UOVA: UNA MINIERA DI ANTIOSSIDANTI.
21-04-2014
Dalle uova può giungere un valido aiuto nella prevenzione di malattie gravi come i tumori o i disturbi cardiovascolari. A stabilirlo è una ricerca dell'Università canadese dell'Alberta, nella città di Edmonton. Secondo i ricercatori coordinati da Jianping Wu le uova prodotte da galline che seguono un'alimentazione basata sul granturco possiedono due aminoacidi fondamentali, il triptofano e la tirosina, che si caratterizzano per il loro notevole tasso di antiossidanti. Stando ai calcoli, due tuorli crudi di uova contengono una quantità doppia di antiossidanti rispetto a una mela e pari a quella riscontrabile in 25 grammi di mirtilli rossi. La cottura, tuttavia, mette a dura prova le proprietà nutritive dell'alimento facendo perdere più o meno la metà degli antiossidanti presenti. Spiega Wu: “si tratta di una riduzione notevole, ma nonostante la cottura le uova conservano un livello di antiossidanti uguale a quello delle mele".
Uno studio americano sottolinea la capacità dell'alimento di prevenire il tumore del seno. In questo caso, i ricercatori hanno esaminato menù e abitudini alimentari di 121.707 donne, negli anni in cui erano adolescenti. Hanno così scoperto che le più “golose” di uova erano meno a rischio di ammalarsi. Discorso opposto, invece, per le intervistate che da teenager abbondavano col burro. Insomma, dopo aver analizzato i risultati ottenuti, i ricercatori non hanno dubbi: ''L'aumento del consumo di uova è associato alla riduzione del rischio di cancro al seno, mentre per il burro - scrive il team di Lindsay Frazier sull'Harvard Medical School - accade il contrario. Inoltre, chi consuma in quantità olio d'oliva o di semi e alimenti ricchi di fibre sembra meno vulnerabile a questa malattia''. L'effetto benefico di frittate, uova sode o alla coque sarebbe dovuto alle notevoli quantità di aminoacidi, vitamine e minerali presenti in questo cibo. Ma i risultati ottenuti, avvertono gli stessi specialisti, sono ancora preliminari. ''Occorrono ulteriori ricerche - sottolineano infatti sulla rivista - per avere un quadro preciso della relazione tra la dieta nell'adolescenza e il rischio di tumore al seno''.
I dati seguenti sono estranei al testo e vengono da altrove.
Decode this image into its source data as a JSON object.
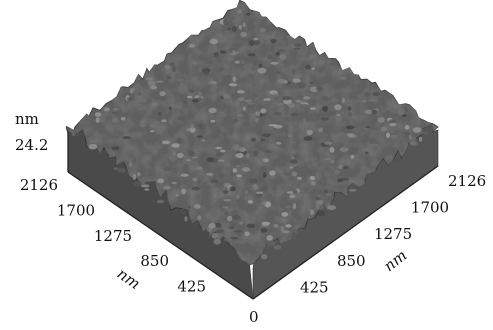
{
  "chart_data": {
    "type": "surface3d",
    "title": "",
    "z_axis": {
      "unit": "nm",
      "max_label": "24.2",
      "range": [
        0,
        24.2
      ]
    },
    "left_axis": {
      "unit": "nm",
      "ticks": [
        "2126",
        "1700",
        "1275",
        "850",
        "425"
      ],
      "range": [
        0,
        2126
      ]
    },
    "right_axis": {
      "unit": "nm",
      "ticks": [
        "2126",
        "1700",
        "1275",
        "850",
        "425"
      ],
      "range": [
        0,
        2126
      ]
    },
    "origin_label": "0",
    "surface_color": "#5a5a5a"
  }
}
http://www.sciencedaily.com/releases/2011/07/110706093900.htm
http://www.sciencedirect.com/science/article/pii/S0308814611006248
LA CAFFEINA NON TI SVEGLIA.
21-04-2014
Poco più di un effetto placebo. È quanto sostengono alcuni ricercatori dell’University of East London riguardo la capacità del caffè di risvegliarci, ad esempio, dal torpore del dopo-pranzo. La caffeina in realtà migliorerebbe concentrazione e umore soltanto in relazione alle aspettative con le quali il soggetto si accosta alla tazzina di caffè, dando vita a un fenomeno di auto-suggestione.
I ricercatori inglesi hanno pubblicato sulla rivista Appetite i risultati del loro studio su un gruppo di volontari ai quali è stato offerto a loro insaputa un caffè decaffeinato, mentre si trattava in realtà di normale caffè. Nei test successivi a cui sono stati sottoposti, i volontari hanno fornito prestazioni mentali e tempi di reazione addirittura superiori a quelle del gruppo di controllo, che avevano consumato caffè normale. L'effetto, secondo i ricercatori, è dovuto all'aspettativa riposta nella caffeina, le cui proprietà sono in tal senso di gran lunga sovradimensionate.